The joke premise behind Deer Avenger is that the hunted fight back. It’s a cartoony hunting game in which a gun-totting deer named Bambo goes out and thins the herd of would-be hunters out to get him. The entire setup exists as a launch pad for one-liners and caricatures. Bambo utters endless witticisms that satirize the most insipid hunting sim elements. For example, on the crude 2D navigation screen, on which gamers scout a map to locate characteristic hunter droppings, such as “nudie magazines” and beer cans.
In essence, Bambo’s goal is to nab seven hunters and mount them in his trophy room. All the basic toys are included; there are three weapons, a compass, binoculars and calls such as “Baywatch is on!” In a creative spasm, the designers also included “gaseous emissions” so gamers can get up-wind and clear ’em out. Do this too much, though, or overuse the calls, and the hunters wise up and decline to emerge. Weapon examples are the M-16 with scope and the slingshot with deer pellets. Locations include Connecticut in the spring, Minnesota in the winter and West Virginia in the fall, but this is moot because the bare-bones environments consist of boring, static horizons and two-dimensional trees.

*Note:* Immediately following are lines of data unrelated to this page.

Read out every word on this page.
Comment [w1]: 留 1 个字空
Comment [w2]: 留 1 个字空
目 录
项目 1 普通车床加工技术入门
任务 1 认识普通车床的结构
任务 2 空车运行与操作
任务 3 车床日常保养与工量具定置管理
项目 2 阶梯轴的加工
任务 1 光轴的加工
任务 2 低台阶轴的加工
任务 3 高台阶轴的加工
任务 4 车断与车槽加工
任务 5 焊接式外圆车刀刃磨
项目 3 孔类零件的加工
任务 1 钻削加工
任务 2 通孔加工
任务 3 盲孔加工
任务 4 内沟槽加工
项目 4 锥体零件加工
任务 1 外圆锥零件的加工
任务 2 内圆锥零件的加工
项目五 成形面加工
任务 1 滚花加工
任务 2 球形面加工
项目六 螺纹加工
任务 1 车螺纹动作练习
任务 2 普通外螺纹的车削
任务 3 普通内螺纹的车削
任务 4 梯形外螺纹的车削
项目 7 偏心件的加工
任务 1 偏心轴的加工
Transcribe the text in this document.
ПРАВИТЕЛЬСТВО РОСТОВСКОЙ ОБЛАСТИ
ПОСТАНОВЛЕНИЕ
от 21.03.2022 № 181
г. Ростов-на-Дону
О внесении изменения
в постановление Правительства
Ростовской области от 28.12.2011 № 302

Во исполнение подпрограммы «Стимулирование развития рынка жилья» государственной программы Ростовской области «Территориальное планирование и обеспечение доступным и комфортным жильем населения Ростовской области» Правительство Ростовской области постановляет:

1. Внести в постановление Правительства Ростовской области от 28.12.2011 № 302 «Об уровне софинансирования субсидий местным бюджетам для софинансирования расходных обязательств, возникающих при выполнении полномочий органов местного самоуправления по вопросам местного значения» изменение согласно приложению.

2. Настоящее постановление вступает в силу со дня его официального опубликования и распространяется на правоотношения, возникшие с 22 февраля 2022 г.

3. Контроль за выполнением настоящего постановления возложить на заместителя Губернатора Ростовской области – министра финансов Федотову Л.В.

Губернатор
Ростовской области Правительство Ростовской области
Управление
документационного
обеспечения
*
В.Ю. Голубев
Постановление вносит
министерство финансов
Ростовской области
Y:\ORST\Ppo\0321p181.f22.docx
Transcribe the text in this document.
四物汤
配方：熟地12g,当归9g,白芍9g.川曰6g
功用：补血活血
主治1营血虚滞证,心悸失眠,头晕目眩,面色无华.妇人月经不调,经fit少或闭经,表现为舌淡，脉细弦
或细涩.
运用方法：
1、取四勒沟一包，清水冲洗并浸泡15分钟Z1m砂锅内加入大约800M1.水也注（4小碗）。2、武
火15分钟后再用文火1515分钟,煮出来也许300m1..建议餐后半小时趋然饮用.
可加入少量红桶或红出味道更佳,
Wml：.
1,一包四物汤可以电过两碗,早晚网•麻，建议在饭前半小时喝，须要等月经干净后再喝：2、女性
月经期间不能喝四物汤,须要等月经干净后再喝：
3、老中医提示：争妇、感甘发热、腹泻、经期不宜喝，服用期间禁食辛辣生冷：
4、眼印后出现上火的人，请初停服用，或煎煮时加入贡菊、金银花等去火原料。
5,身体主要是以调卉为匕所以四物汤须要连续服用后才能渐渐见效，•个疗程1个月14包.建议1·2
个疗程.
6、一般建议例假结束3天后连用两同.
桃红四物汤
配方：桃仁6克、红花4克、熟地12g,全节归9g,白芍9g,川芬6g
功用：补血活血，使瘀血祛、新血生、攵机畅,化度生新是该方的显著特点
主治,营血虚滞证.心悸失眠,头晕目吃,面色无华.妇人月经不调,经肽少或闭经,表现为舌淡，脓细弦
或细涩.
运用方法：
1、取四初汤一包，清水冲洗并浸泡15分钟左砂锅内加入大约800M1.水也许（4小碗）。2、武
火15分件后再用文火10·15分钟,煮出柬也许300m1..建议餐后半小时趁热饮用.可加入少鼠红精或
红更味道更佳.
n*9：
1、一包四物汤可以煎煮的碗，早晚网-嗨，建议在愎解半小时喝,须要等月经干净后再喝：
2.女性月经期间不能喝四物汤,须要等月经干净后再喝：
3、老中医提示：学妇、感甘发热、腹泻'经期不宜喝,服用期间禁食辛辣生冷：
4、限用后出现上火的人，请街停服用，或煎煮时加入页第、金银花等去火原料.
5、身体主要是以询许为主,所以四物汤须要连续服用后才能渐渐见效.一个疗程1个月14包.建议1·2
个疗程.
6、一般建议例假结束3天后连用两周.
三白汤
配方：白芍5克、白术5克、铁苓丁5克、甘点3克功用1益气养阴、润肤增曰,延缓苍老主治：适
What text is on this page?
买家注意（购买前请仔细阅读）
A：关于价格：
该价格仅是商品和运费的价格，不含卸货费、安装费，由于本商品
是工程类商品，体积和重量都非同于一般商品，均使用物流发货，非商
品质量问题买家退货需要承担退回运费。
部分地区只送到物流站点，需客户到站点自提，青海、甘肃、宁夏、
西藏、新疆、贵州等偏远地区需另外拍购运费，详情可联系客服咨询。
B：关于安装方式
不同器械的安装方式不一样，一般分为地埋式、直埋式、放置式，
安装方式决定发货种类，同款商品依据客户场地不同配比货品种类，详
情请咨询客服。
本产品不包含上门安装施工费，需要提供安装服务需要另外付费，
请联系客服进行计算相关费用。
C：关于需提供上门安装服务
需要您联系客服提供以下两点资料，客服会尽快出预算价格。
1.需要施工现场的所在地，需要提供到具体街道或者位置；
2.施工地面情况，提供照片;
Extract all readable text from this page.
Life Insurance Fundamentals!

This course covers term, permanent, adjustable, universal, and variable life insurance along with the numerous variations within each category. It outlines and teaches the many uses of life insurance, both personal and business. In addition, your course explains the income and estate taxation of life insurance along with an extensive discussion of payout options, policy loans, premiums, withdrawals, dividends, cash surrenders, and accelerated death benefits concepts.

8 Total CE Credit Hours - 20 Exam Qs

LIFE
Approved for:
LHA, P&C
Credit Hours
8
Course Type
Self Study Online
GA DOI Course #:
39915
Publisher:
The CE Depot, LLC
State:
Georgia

Once the weapon and location are chosen, there is nothing much to do but listen to Bambo groan about how boring the game is. The 360 degree arena is small, so the compass and binoculars serve no purpose. Do a couple rotations, cut the cheese and call out “Hey! Ted Nugent’s here! Who wants to meet the Nuge?” Soon enough someone will come crawling, and seconds later his head will be hanging in the room. Again, the designers are emphasizing all that is wrong with the genre and depending on the humor to spice things up. Except neither will last very long.